Start up e piccoli designer: qualche ragguaglio

Start up e piccoli designer: qualche ragguaglio
Se esiste veramente qualcosa di terribilmente deleterio per le start up nel mondo della
moda, questa è la mancanza di preparazione dal punto di vista imprenditoriale del
designer emergente.
Nonostante le buone intenzioni e la volontà di affermarsi e di ritagliarsi una piccola
fetta di mercato, i giovani designer, soprattutto italiani, hanno una mentalità molto
limitata, e, a parte sulla loro creatività, non si creano una base tecnica economica sul
quale poggiare le basi del loro progetto imprenditoriale.

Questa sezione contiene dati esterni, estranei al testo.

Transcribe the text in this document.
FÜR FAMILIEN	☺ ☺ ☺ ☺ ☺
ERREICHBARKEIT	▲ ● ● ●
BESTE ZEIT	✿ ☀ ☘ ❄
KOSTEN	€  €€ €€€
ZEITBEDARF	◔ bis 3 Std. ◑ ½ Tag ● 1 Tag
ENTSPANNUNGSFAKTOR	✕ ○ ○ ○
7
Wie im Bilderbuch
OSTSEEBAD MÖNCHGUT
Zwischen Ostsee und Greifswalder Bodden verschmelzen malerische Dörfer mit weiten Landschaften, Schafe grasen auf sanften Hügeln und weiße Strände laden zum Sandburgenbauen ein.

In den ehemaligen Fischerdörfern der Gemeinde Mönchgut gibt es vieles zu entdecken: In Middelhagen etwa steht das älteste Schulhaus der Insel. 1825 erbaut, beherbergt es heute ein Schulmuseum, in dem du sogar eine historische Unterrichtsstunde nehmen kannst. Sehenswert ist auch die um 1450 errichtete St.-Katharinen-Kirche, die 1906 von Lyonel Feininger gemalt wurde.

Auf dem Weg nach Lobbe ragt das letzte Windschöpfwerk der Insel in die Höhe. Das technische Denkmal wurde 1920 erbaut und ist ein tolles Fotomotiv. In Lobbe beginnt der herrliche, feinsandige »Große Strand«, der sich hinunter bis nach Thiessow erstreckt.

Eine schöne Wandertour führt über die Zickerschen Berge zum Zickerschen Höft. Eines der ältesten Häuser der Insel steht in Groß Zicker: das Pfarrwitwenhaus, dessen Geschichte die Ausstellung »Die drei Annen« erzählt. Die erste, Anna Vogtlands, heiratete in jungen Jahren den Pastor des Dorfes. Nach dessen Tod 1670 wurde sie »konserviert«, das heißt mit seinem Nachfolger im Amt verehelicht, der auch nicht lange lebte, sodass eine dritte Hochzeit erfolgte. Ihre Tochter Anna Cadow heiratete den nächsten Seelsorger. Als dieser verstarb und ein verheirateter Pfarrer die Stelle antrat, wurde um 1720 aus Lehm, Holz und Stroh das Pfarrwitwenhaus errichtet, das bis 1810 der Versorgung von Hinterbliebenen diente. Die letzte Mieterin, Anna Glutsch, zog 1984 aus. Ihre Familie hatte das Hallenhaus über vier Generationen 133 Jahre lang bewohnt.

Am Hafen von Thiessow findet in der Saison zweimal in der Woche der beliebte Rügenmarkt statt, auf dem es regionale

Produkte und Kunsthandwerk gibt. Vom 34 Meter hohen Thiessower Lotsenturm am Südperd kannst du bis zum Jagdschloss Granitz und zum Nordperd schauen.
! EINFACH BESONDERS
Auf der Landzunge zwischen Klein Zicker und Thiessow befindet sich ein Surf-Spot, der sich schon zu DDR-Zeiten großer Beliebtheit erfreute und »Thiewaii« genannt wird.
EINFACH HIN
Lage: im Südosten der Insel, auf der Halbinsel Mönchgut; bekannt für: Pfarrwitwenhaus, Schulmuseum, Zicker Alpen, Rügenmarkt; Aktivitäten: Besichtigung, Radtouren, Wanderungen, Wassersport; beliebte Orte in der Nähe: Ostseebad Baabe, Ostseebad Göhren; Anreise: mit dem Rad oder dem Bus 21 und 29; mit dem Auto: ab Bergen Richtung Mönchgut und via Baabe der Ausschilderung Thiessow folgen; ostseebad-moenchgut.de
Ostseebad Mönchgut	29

In pratica, nella stragrande maggioranza dei casi, i giovani fashion designer credono
che la visibilità si acquisti tramite il passaparola dei parenti ed amici, che mamma e
papà, e magari nonna e sorella, facciano loro la pubblicità necessaria per affermarsi
sul mercato. Non parliamo poi della politica seguita in fatto di marketing:
praticamente il nulla, il nulla più assoluto, a parte una triste pagina su qualche social
network che conta, si e no, 250 like e un profilo Instagram con 50 followers: gli
amici, detto papale papale.
Altro metodo utilizzato dalle grandi menti italiche che si affacciano nel campo della
moda, consiste nella partecipazione ad eventi e concorsi di bellezza che a livello di
visibilità e di futura vendita valgono meno di niente, in quanto a quei concorsi o a
quegli eventi partecipano principalmente persone comuni, mamme, nonne, zie e
fidanzati delle modelle e che hanno occhi solo per le loro belle congiunte che per la
prima, o seconda volta, calcheranno una passerella e che potrebbero anche indossare
un abito di Valentino che alle allegre comari in sala non importerebbe un piffero, e
l’abito, seppur favoloso, passerebbe inosservato tanto quanto il designer che lo ha
disegnato e prodotto, quindi avranno speso alcune centinaia o migliaia di Euro per il
nulla, anzi, al solo scopo di massacrare le loro già scarne casse e inficiare
l’investimento in una futura attività molto più utile per il loro brand.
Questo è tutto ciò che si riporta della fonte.